CASTRO VALLEY, Calif. (KGO) -- Some Castro Valley residents say the smell of sewer is making their homes unlivable and that the source of the odor is raw sewage from the East Bay Regional Parks District.
"It is profusely foul," said 39 year Castro Valley resident Theresa Menchini.
She says the offending sewage drops happen weekly, sometimes more. Their neighborhood borders Lake Chabot Regional Park near Lake Chabot and Arcadian roads.
"It's raw sewage. I don't know if it's been treated or not. It certainly doesn't smell like it's been treated," said Chris MacChesney, Castro Valley resident.
MacChesney snapped pictures of East Bay Regional Park District trucks supposedly dumping sewage into pipes at the park. There's a manhole cover with a smaller fitting on top for a hose to be inserted. The prevailing breeze pushes the smell directly east into the neighborhood. Worst still, it lingers.
"Once they were done the odor would linger for an hour in our homes and we would smell like a porta-potty basically," said MacChesney.
"Many of our parks are in rural areas and still need clean and functioning bathrooms so we do have sewer discharge services lined up to help make that happen for the greater community," said Dave Mason, spokesman with the East Bay Regional Park District.

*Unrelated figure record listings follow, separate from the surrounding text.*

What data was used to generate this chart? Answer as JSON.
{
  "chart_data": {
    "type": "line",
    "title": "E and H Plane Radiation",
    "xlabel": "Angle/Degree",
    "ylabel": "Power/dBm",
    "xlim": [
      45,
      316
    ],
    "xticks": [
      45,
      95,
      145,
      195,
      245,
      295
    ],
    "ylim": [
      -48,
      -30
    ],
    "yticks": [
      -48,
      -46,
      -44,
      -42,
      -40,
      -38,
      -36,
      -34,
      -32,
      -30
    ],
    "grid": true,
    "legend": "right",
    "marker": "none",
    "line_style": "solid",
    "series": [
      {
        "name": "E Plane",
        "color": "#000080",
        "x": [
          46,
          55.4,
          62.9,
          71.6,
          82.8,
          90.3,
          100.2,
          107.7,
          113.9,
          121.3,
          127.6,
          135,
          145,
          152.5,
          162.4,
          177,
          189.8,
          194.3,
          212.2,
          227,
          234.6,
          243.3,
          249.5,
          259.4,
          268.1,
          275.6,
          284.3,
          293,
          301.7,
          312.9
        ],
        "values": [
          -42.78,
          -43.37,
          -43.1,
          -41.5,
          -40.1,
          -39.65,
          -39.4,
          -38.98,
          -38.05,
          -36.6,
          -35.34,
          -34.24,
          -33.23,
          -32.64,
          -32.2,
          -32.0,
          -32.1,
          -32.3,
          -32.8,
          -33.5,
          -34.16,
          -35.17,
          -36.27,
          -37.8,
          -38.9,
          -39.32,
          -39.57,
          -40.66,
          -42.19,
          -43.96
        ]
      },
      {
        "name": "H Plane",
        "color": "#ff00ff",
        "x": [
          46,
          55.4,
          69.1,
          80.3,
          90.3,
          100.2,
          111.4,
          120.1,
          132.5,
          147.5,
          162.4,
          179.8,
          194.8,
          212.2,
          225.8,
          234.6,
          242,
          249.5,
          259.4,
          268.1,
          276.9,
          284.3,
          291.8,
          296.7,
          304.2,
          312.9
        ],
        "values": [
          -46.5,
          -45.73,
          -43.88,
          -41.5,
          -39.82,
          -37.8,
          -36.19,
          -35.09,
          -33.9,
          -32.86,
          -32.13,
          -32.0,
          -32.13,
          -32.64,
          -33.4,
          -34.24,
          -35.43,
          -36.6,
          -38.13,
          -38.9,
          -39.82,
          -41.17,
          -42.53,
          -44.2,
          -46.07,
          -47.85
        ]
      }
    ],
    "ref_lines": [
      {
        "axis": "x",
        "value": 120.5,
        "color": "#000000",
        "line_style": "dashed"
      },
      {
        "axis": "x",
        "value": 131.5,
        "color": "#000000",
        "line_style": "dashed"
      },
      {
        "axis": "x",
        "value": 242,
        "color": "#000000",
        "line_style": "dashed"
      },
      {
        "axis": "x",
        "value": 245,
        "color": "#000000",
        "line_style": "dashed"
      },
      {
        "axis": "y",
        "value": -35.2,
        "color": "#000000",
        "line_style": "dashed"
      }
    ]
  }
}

Mason explained that some of the district's 74 parks do not have sewer connections. He didn't elaborate on the system or the dump location in question, but essentially sewage is pumped from bathrooms, trucked to another location, and then pumped into a sewer line. Mason says there's a longstanding contract with Castro Valley Sanitary District for the sewage disposal.

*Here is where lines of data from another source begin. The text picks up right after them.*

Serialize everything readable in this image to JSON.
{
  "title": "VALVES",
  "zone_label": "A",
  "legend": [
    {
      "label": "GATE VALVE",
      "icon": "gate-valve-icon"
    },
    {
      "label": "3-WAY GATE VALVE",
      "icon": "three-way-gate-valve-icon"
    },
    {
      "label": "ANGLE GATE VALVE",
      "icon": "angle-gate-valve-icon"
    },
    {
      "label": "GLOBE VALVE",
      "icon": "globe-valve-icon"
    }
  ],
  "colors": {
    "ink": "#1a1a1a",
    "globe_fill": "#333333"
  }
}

Up until this summer neighbors say the dump location was farther up the hill.
"The people up the hill were complaining about the smell," said MacChesney.
The new location stinks to those in the path of the stench.
"We've tried to ask them what they've done to make this change and nobody really answers the question," said Menchini.
"Personally, I think they should drive it to the sewage plant where sewage should be dropped," said MacChesney.
Mason said the district tests regularly for odor, "tests as recently as this week showed actually no odors in the area."
Residents are considering legal action to stop the sewage disposal near their homes.